One victim and two survivors of the plane crash that killed former Sen. Ted Stevens were from the D.C. area, according to Alaska State Police.
An amphibious plane carrying Stevens and eight others crashed into a remote Alaska mountainside Monday, killing five and stranding four survivors on a rocky, brush-covered slope overnight until rescuers could reach them.
William Phillips Sr., of Maryland, died in the crash. His son William Phillips Jr., 13, and Jim Morhard, of Alexandria, Va., were taken to Providence Hospital in Anchorage with varying degrees of injuries, along with survivors Sean O'Keefe, a former NASA chief, and his son, Kevin O'Keefe.
The nine people on the single-engine plane were on a fishing trip when the flight experienced sudden fog and rain in a rugged section of southwestern Alaska and slammed into the mountainside.
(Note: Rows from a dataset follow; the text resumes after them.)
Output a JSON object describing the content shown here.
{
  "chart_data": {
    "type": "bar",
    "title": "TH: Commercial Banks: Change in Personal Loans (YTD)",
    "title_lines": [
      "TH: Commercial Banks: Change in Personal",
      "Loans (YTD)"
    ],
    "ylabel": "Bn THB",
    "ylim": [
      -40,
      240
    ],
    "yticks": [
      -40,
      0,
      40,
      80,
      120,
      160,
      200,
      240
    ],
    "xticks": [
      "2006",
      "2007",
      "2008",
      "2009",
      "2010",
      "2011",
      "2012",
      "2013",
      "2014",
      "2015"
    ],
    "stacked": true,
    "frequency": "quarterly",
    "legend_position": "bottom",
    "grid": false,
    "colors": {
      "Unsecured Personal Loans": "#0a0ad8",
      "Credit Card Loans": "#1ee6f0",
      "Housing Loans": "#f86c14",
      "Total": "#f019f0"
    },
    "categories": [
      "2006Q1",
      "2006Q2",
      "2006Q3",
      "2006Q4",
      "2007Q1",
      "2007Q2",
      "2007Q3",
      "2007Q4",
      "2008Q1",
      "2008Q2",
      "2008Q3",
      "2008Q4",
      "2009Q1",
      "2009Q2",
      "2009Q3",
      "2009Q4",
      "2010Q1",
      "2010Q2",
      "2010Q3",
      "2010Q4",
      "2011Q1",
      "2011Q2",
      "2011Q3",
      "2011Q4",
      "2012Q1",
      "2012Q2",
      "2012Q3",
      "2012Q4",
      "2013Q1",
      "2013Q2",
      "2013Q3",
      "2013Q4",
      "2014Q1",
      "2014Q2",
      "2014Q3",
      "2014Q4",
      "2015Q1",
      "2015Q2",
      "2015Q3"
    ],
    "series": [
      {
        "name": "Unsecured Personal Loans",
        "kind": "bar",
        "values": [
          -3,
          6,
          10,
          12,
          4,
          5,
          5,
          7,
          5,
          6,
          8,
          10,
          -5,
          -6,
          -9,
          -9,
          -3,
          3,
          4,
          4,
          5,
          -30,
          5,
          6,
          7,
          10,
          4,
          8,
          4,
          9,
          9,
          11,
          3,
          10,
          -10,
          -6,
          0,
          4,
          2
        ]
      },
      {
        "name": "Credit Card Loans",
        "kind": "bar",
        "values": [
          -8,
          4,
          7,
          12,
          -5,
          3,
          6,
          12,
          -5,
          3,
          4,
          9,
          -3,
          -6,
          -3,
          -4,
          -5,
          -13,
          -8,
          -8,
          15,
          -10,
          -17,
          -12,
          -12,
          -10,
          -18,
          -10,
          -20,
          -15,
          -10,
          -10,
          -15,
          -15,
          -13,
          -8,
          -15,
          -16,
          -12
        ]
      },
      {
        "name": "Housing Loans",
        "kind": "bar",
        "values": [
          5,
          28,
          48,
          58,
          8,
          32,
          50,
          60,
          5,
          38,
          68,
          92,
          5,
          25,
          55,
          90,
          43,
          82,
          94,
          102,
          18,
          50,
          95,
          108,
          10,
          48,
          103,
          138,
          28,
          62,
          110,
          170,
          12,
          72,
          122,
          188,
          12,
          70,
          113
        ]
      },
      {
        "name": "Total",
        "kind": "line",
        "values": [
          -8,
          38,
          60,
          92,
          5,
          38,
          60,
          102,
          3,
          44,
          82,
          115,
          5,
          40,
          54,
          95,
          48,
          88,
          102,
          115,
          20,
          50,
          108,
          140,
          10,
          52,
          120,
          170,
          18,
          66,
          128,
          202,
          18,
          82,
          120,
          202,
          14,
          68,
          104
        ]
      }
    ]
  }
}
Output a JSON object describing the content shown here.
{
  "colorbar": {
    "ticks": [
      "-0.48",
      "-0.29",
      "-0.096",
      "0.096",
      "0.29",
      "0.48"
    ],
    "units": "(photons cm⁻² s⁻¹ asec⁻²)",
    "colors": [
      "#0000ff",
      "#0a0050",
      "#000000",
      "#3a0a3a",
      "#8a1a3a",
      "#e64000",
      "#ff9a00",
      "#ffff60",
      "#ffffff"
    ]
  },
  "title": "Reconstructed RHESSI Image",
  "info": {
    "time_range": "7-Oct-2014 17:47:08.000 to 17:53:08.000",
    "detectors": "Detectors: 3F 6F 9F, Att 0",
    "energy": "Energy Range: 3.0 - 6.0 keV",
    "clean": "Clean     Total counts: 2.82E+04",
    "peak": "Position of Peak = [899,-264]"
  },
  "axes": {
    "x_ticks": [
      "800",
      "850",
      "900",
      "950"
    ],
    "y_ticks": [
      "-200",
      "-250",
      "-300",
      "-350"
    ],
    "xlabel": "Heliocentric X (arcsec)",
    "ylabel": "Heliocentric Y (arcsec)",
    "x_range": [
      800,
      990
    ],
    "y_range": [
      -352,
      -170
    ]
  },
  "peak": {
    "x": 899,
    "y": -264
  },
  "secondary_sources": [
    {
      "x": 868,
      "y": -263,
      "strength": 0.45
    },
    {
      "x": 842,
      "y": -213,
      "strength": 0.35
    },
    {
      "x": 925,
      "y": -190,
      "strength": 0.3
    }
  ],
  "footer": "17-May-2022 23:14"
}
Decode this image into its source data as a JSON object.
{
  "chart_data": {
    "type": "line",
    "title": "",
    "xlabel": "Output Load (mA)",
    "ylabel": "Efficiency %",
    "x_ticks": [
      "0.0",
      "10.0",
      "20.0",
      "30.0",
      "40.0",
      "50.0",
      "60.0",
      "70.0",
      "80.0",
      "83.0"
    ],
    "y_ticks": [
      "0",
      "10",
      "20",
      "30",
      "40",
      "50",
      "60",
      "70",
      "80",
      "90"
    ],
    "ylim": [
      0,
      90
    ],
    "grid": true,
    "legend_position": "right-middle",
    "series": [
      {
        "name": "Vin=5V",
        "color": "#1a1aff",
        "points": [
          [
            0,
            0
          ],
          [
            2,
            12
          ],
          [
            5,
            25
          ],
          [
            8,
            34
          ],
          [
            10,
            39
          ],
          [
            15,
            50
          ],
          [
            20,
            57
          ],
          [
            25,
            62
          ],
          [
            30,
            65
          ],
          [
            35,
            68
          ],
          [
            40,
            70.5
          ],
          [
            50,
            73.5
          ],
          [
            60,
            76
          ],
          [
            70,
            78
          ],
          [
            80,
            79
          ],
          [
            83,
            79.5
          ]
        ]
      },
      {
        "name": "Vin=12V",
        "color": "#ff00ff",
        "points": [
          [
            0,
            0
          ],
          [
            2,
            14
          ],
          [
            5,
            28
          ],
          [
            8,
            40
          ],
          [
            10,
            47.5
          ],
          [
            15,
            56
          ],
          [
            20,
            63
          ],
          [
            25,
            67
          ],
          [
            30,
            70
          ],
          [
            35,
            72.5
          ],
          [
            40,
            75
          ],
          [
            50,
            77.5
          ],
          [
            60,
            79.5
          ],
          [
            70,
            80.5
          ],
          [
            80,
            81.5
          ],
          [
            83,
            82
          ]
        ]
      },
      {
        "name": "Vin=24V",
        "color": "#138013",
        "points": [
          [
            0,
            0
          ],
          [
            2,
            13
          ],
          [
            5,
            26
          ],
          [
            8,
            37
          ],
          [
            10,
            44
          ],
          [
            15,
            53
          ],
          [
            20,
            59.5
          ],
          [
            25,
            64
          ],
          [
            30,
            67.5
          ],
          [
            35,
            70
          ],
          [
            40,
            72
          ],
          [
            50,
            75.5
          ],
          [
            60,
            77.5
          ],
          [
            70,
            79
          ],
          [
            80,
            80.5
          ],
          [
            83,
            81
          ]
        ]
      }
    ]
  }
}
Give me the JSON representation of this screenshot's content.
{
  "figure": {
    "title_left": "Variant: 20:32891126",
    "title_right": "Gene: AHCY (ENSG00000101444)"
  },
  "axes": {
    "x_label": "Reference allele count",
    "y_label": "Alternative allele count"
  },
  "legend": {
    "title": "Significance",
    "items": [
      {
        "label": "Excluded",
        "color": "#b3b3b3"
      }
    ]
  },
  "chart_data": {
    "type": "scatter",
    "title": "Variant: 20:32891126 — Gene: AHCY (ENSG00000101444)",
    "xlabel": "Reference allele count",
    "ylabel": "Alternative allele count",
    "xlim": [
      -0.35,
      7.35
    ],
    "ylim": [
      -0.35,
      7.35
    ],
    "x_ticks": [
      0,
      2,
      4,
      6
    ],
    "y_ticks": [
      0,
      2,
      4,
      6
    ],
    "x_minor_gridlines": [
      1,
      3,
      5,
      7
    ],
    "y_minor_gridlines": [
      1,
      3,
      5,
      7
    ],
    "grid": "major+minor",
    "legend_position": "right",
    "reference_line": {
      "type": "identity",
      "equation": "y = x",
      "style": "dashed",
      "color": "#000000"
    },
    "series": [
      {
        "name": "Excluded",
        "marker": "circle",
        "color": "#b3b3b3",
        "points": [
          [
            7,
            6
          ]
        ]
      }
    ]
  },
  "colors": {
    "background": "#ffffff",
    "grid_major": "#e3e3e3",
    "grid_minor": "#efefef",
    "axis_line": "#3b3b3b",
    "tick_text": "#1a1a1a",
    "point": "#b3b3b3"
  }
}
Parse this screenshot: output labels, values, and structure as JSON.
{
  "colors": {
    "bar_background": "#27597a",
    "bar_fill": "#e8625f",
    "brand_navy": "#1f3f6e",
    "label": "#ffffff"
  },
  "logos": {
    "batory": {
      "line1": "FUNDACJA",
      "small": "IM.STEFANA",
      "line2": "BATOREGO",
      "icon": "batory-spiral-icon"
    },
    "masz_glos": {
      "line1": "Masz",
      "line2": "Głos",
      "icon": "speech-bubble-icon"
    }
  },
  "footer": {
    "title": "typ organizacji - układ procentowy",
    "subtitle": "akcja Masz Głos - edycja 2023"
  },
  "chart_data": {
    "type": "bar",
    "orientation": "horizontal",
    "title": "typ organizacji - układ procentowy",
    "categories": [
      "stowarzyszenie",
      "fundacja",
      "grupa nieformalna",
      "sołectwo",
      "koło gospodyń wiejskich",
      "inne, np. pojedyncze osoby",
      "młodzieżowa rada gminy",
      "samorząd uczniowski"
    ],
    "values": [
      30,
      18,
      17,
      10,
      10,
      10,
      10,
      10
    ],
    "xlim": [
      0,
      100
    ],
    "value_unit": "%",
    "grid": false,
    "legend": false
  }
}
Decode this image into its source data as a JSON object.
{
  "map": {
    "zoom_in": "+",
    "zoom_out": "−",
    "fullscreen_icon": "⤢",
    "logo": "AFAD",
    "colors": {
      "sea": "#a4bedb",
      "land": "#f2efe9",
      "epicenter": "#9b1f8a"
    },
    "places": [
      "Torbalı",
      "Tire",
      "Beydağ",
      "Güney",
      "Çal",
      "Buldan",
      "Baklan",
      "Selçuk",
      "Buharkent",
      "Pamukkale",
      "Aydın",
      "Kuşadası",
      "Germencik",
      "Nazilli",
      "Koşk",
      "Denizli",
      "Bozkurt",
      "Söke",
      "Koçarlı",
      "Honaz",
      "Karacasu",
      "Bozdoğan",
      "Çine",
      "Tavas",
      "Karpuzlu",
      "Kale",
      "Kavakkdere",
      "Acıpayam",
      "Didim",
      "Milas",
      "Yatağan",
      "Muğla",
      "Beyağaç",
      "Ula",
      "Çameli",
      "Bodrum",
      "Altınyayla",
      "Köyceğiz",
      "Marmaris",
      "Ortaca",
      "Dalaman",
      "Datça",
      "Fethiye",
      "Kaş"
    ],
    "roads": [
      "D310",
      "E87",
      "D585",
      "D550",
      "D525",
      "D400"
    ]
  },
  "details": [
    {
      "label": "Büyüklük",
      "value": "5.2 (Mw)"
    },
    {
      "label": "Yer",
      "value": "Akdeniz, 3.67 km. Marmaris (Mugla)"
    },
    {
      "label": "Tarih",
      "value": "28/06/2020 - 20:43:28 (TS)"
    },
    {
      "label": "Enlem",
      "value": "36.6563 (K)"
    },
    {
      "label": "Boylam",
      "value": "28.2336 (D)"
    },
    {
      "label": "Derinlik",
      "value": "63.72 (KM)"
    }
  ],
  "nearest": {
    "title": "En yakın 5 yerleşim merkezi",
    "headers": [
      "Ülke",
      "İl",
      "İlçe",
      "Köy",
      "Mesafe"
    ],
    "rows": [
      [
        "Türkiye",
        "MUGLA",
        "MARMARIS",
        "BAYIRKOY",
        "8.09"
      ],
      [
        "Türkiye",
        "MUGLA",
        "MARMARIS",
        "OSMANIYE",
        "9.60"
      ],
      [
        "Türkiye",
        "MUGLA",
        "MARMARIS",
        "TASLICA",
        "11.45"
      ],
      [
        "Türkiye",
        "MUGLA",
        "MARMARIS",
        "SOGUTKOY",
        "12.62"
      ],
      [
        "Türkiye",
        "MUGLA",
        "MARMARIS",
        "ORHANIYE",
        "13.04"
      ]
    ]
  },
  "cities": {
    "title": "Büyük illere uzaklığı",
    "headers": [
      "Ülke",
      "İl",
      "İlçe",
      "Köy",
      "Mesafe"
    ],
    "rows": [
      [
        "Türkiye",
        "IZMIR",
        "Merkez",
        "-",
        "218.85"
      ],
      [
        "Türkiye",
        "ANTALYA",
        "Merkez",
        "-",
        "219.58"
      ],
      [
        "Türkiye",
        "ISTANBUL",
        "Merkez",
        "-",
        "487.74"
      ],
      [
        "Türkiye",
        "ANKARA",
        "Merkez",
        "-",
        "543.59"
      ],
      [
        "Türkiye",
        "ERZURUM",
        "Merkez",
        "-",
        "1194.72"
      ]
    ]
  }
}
Volunteers discovered the wreckage late Monday and tended to the injured, including O'Keefe and his teenage son, during a damp and cold night on the mountain until help could arrive Tuesday.
Investigators with the National Transportation Safety Board arrived late Tuesday at the crash site outside Dillingham, located on Bristol Bay about 325 miles southwest of Anchorage. The cause was not immediately known, but the flights at Dillingham are often perilous through the mountains, even in good weather.
Federal Aviation Administration spokesman Mike Fergus said the plane, a 1957 DeHavilland DHC-3T registered to Anchorage-based General Communications Inc., a phone and Internet company. He said the plane was flying by visual flight rules and was not required to file a flight plan.
National Weather Service data shows that weather conditions deteriorated between 1 p.m. and 2 p.m. Monday -- the approximate time the FAA said the plane took off. Visibility at Dillingham, the nearest observation area, was about 10 miles with overcast skies at 1:49 p.m.; it was three miles by 2:22 p.m., with light rain, fog and mist reported.
NTSB Chair Deborah Hersman said weather conditions at the time of the accident included light rain, clouds and gusty winds. The federal investigation is still in its early stages, and it's too early to say what caused the crash, Hersman said.
Hersman said the group had eaten lunch at a lodge and boarded a 1957 red-and-white float plane between 3 p.m. and 3:15 p.m. local time for a trip to a salmon fishing camp.
Lodge operators called the fish camp at 6 p.m. to inquire when the party would be returning for dinner but were told that they never showed up. Civilian aircraft were dispatched, and pilots quickly spotted the wreckage a few miles from the lodge, Hersman said. A doctor and EMTs were flown to the area and hiked to the wreckage as fog and rain blanketed the area and nightfall set in, making it impossible for rescue officials to reach the scene until daybreak.
The victims were identified as Stevens; Phillips Sr.; pilot Theron "Terry" Smith, 62, of Eagle River; Dana Tindall, 48, of Anchorage and a CGI executive; and Corey Tindall, 16, of Anchorage. Megan Peters, a spokeswoman for the troopers, said that the bodies have been recovered and were being taken to Anchorage.
Phillips' son Colter Phillips plays tight end for the University of Virginia football team. The school said he has left the team to be with his family.
Stevens and O'Keefe were fishing companions and longtime Washington colleagues who worked together on the Senate Appropriations Committee that the Republican lawmaker led for several years. Stevens became a mentor to the younger O'Keefe and they remained close friends over the years. Morhard and the elder Phillips also worked with Stevens in Washington.
Former NASA spokesman Glenn Mahone said the O'Keefes had broken bones and other injuries.